For the first day of autumn
plus an announcement
Dear friends and readers,
Below you’ll find a sequence of poems, some published, some unpublished, that I plucked from the vault to make an entirely new poem to mark the first day of fall. Yes, today is the autumnal equinox, and the best season of the year—in my simple opinion—begins.
I also wanted to let you know that I am offering poetry coaching throughout the fall.
I hope you’ve all had a terrific summer, despite all the darkness in the world.
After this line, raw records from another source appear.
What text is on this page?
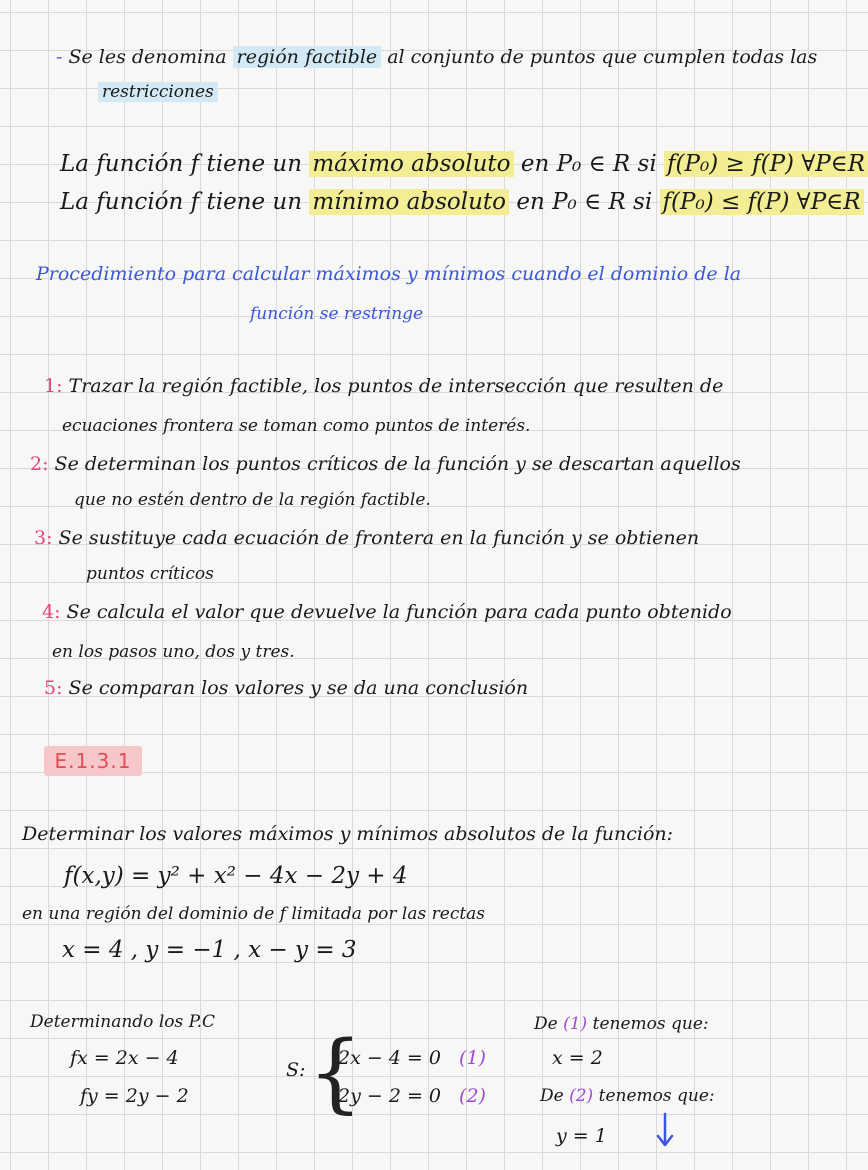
- Se les denomina región factible al conjunto de puntos que cumplen todas las
restricciones
La función f tiene un máximo absoluto en P₀ ∈ R si f(P₀) ≥ f(P) ∀P∈R
La función f tiene un mínimo absoluto en P₀ ∈ R si f(P₀) ≤ f(P) ∀P∈R
Procedimiento para calcular máximos y mínimos cuando el dominio de la
función se restringe
1: Trazar la región factible, los puntos de intersección que resulten de
ecuaciones frontera se toman como puntos de interés.
2: Se determinan los puntos críticos de la función y se descartan aquellos
que no estén dentro de la región factible.
3: Se sustituye cada ecuación de frontera en la función y se obtienen
puntos críticos
4: Se calcula el valor que devuelve la función para cada punto obtenido
en los pasos uno, dos y tres.
5: Se comparan los valores y se da una conclusión
E.1.3.1
Determinar los valores máximos y mínimos absolutos de la función:
f(x,y) = y² + x² − 4x − 2y + 4
en una región del dominio de f limitada por las rectas
x = 4 , y = −1 , x − y = 3
Determinando los P.C
fx = 2x − 4
fy = 2y − 2
S: {
2x − 4 = 0 (1)
2y − 2 = 0 (2)
De (1) tenemos que:
x = 2
De (2) tenemos que:
y = 1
God is good, and we can count on that.
Now to the poetry.
A Garland for the First Day of Autumn
The dark, darker now—
turn inward
and autumn opens.
*
To know the season
the depth of its cut
by touch—
a tone
unfolding
an echo.
*
Elision, the early dark
after summer’s
serrated glare
made seeing
sting.
*
Red leaves edge
a creek running
under a footbridge.
I haven’t moved this afternoon
reading a guardrail
scarred with hieroglyphs.
*
Things and the names of things
sinking into sepia,
cold shadow
stitched to cracked asphalt.
*
I don’t notice
until I’m surrounded,
my senses seized
by the season.
Leaf-tides
sidewind
concrete;
color clots
sewer grates.
*
Faint cricket chant
closer now
as the room fills
with darkness.
And the walls fall
in darkness.
And the door,
closed, appears
to open in darkness.
Bookcase submerged
in darkness.
Spines afloat
in darkness.
Above the bed
a crucifix glints,
splintering the darkness.
*
Flash of dark orange
rowing against wind:
monarch butterfly
rising from a whorl
of dead, dying flowers
*
An inner-silence
blots out nostalgia.
What was left
unspent
in autumn
withers
under ice.
Now the new life;
the holy order
of dawn breaking.




This was truly truly gorgeous:
"Now the new life;
the holy order
of dawn breaking."
Am disarmed and enchanted. Thank you.